The number of U.S. deaths from COVID-19 is truly horrific. As of Feb. 7, 462,169 people had succumbed to the disease, nearly eight times the number of American lives lost in the Vietnam War.

This is the well-publicized bad news. But there is good news too. While we mourn the loss of many lives, we can be thankful that our health care providers and hospitals have saved many lives.

How many? If the U.S. health care system had performed equally to those of Canada, the United Kingdom, Italy, Germany and France, another 292,000 Americans would be dead.

Canada, France, Italy, the United Kingdom and Germany all consider health care to be a right and their governments are substantially more involved in financing and providing health care than the U.S. All are large, affluent, democratic countries, arguably most comparable to the United States. These similarities presumably produce similar testing and reporting procedures for COVID-19.

Relying on data from Johns Hopkins University (, the U.S. death rate from confirmed COVID cases is 1.72%. In Europe's big four and Canada the death rate is 2.8%.

If the U.S. had matched the record of these five other countries, an additional 1.08% of people with confirmed cases would have died, for an additional 292,000 U.S. deaths (1.08% of 26.9 million confirmed COVID-19 cases).

To put it another way, America's health care system reduced deaths of confirmed COVID-19 cases by 39% compared with the other five countries.

The comparative U.S. success in saving COVID-19 patients comes despite a much higher infection rate, which has placed extra burdens on its health care providers. The U.S. rate of confirmed COVID-19 cases as a percent of population is almost double that for the big four and Canada: 8.13% vs. 4.14% by my calculation from Johns Hopkins data. Infection rates comparable to the United States would have more than overwhelmed the other health care systems.

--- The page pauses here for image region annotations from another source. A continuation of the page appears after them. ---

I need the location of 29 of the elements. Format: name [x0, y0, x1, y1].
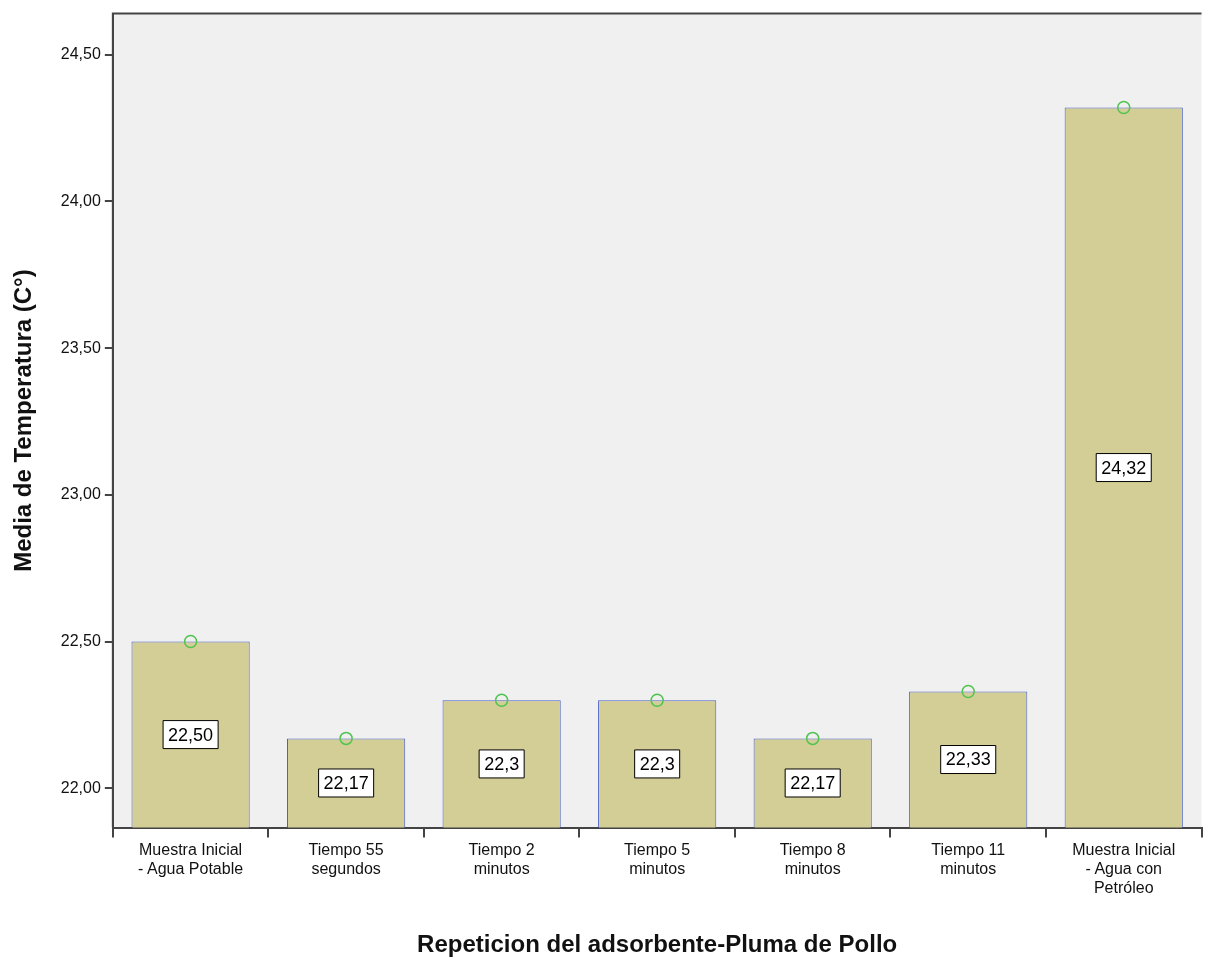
point [805, 731, 820, 746]
y-tick-label: 24,00 [60, 191, 101, 209]
point [650, 693, 664, 707]
x-tick-label: Tiempo 11 minutos [931, 840, 1006, 877]
data-label: 22,33 [945, 749, 991, 770]
data-label: 22,17 [790, 772, 836, 793]
point [1116, 100, 1131, 115]
y-tick-label: 22,50 [60, 631, 101, 649]
x-axis-title: Repeticion del adsorbente-Pluma de Pollo [417, 930, 898, 958]
data-label: 22,50 [168, 724, 214, 745]
x-tick-label: Tiempo 55 segundos [308, 840, 384, 877]
y-tick-label: 23,50 [60, 338, 101, 356]
data-label: 24,32 [1101, 457, 1147, 478]
point [494, 693, 509, 707]
y-tick-label: 22,00 [60, 778, 101, 796]
x-tick-label: Tiempo 5 minutos [624, 840, 691, 877]
x-tick-label: Muestra Inicial - Agua Potable [138, 840, 244, 877]
y-tick-label: 23,00 [60, 485, 101, 503]
data-label: 22,17 [323, 772, 369, 793]
y-tick-label: 24,50 [60, 45, 101, 63]
x-tick-label: Muestra Inicial - Agua con Petróleo [1072, 840, 1176, 897]
point [961, 684, 975, 699]
x-tick-label: Tiempo 2 minutos [468, 840, 535, 877]
y-axis-title: Media de Temperatura (C°) [9, 269, 37, 572]
x-tick-label: Tiempo 8 minutos [779, 840, 846, 877]
data-label: 22,3 [639, 753, 675, 774]
point [183, 634, 198, 649]
data-label: 22,3 [484, 753, 520, 774]
point [339, 731, 353, 746]
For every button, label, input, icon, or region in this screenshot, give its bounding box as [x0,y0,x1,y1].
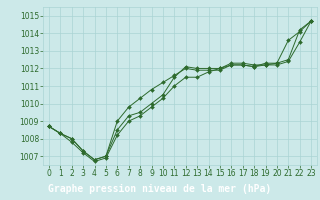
Text: Graphe pression niveau de la mer (hPa): Graphe pression niveau de la mer (hPa) [48,183,272,194]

As one example of its readiness to fight the pandemic, the U.S. leads the six countries in the number of critical care beds per 100,000 population. The U.S. has 34.7, Germany 29.2, Italy 12.5, France 11.6 and the United Kingdom 6.8. (Source: Society of Critical Care Medicine.)

The U.S.'s success in saving patients also comes despite its leading the six countries in the percent of population with obesity, diabetes and sickle cell disease, three underlying causes of increased risk of severe illness associated with COVID-19.

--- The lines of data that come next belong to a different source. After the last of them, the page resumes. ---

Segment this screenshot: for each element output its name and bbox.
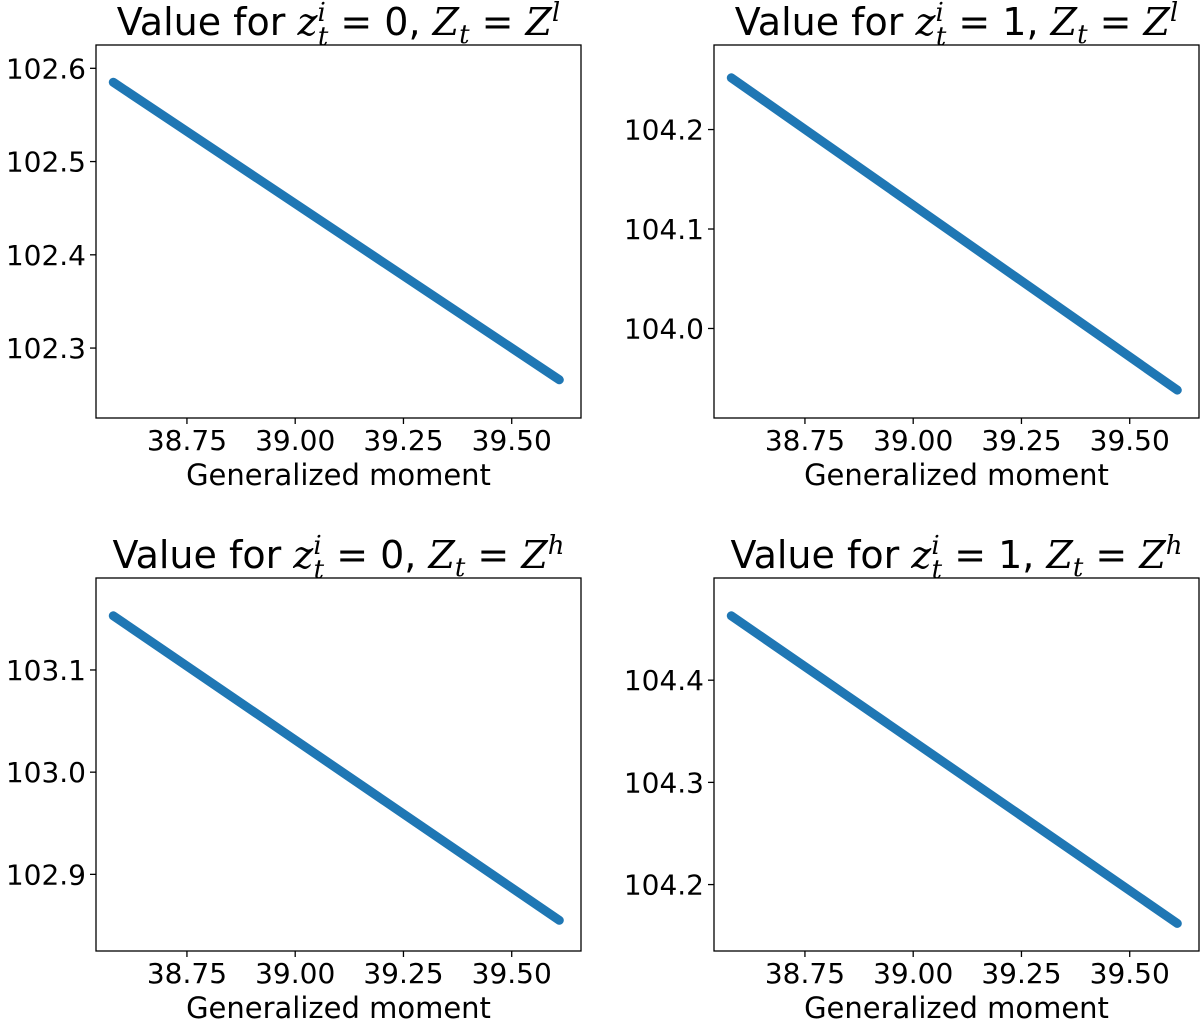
y-tick-label: 102.3 <box>6 332 86 365</box>
x-tick-label: 38.75 <box>147 424 227 457</box>
x-tick-label: 39.25 <box>363 424 443 457</box>
y-tick-label: 102.9 <box>6 858 86 891</box>
x-tick-label: 39.00 <box>873 957 953 990</box>
x-tick-label: 39.50 <box>472 424 552 457</box>
series-line-1 <box>726 73 1182 395</box>
subplot-title: Value for zi t = 0, Zt = Zl <box>117 0 561 52</box>
subplot-title: Value for zi t = 1, Zt = Zh <box>731 531 1183 585</box>
x-tick-label: 39.00 <box>255 957 335 990</box>
x-tick-label: 39.25 <box>363 957 443 990</box>
series-line-1 <box>108 611 564 925</box>
y-tick-label: 102.5 <box>6 146 86 179</box>
x-axis-label: Generalized moment <box>186 991 491 1020</box>
x-tick-label: 38.75 <box>765 957 845 990</box>
series-line-1 <box>726 611 1182 928</box>
y-tick-label: 104.3 <box>624 766 704 799</box>
series-line-1 <box>108 77 564 385</box>
axes-frame <box>95 577 582 952</box>
y-tick-label: 104.0 <box>624 312 704 345</box>
y-tick-label: 102.4 <box>6 239 86 272</box>
x-tick-label: 39.00 <box>255 424 335 457</box>
subplot-1: 38.75 39.00 39.25 39.50 102.3 102.4 102.5 102.6… <box>6 0 582 492</box>
x-tick-label: 39.50 <box>472 957 552 990</box>
axes-frame <box>713 44 1200 419</box>
y-tick-label: 103.0 <box>6 756 86 789</box>
x-tick-label: 39.00 <box>873 424 953 457</box>
x-tick-label: 39.25 <box>981 424 1061 457</box>
axes-frame <box>95 44 582 419</box>
subplot-3: 38.75 39.00 39.25 39.50 102.9 103.0 103.1 Gener… <box>6 531 582 1020</box>
subplot-title: Value for zi t = 1, Zt = Zl <box>735 0 1179 52</box>
x-tick-label: 39.25 <box>981 957 1061 990</box>
subplot-2: 38.75 39.00 39.25 39.50 104.0 104.1 104.2 Gener… <box>624 0 1200 492</box>
subplot-title: Value for zi t = 0, Zt = Zh <box>113 531 565 585</box>
y-tick-label: 104.2 <box>624 869 704 902</box>
y-tick-label: 104.1 <box>624 213 704 246</box>
x-tick-label: 38.75 <box>147 957 227 990</box>
y-tick-label: 103.1 <box>6 654 86 687</box>
y-tick-label: 104.4 <box>624 664 704 697</box>
y-tick-label: 102.6 <box>6 52 86 85</box>
x-axis-label: Generalized moment <box>804 991 1109 1020</box>
axes-frame <box>713 577 1200 952</box>
y-tick-label: 104.2 <box>624 114 704 147</box>
subplot-4: 38.75 39.00 39.25 39.50 104.2 104.3 104.4 Gener… <box>624 531 1200 1020</box>
x-axis-label: Generalized moment <box>186 458 491 492</box>
x-tick-label: 39.50 <box>1090 424 1170 457</box>
x-tick-label: 38.75 <box>765 424 845 457</box>
x-axis-label: Generalized moment <box>804 458 1109 492</box>
x-tick-label: 39.50 <box>1090 957 1170 990</box>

Despite the adversity, American hospitals and medical teams rose to the challenge providing the services needed to save lives.

We have heard Vermont Sen. Bernie Sanders note that the United States is the only developed country where free public health care is not a right. He bemoans America's health care system as the costliest in the world. But perhaps this ranking is due to other comparable countries underfunding health care through their political processes.

How exactly does he intend to lower costs without wage and price controls or rationing of services? Sanders probably knows the answer from his experiences as past chair of the Senate's Committee on Veterans' Affairs. VA medical services were rationed, and veterans joined long queues to receive specialist care. That a single-payer government system will have efficiencies to substantially lower costs without lowering quality is a claim lacking in evidence.

Among the large countries, the U.S. health care system is the best and its hospitals and medical professionals are deservedly celebrated. The system, however, can be improved. As one example, the United States pays more for prescription drugs than Europe. The solution to this inequity does not need Medicare for All to find a solution. As the adage goes, if it ain't broke don't fix it.

America's health care system is not broken. How we attempt to improve it will matter.

Burton A. Abrams of Bovey, Minn., is professor emeritus of economics at the University of Delaware.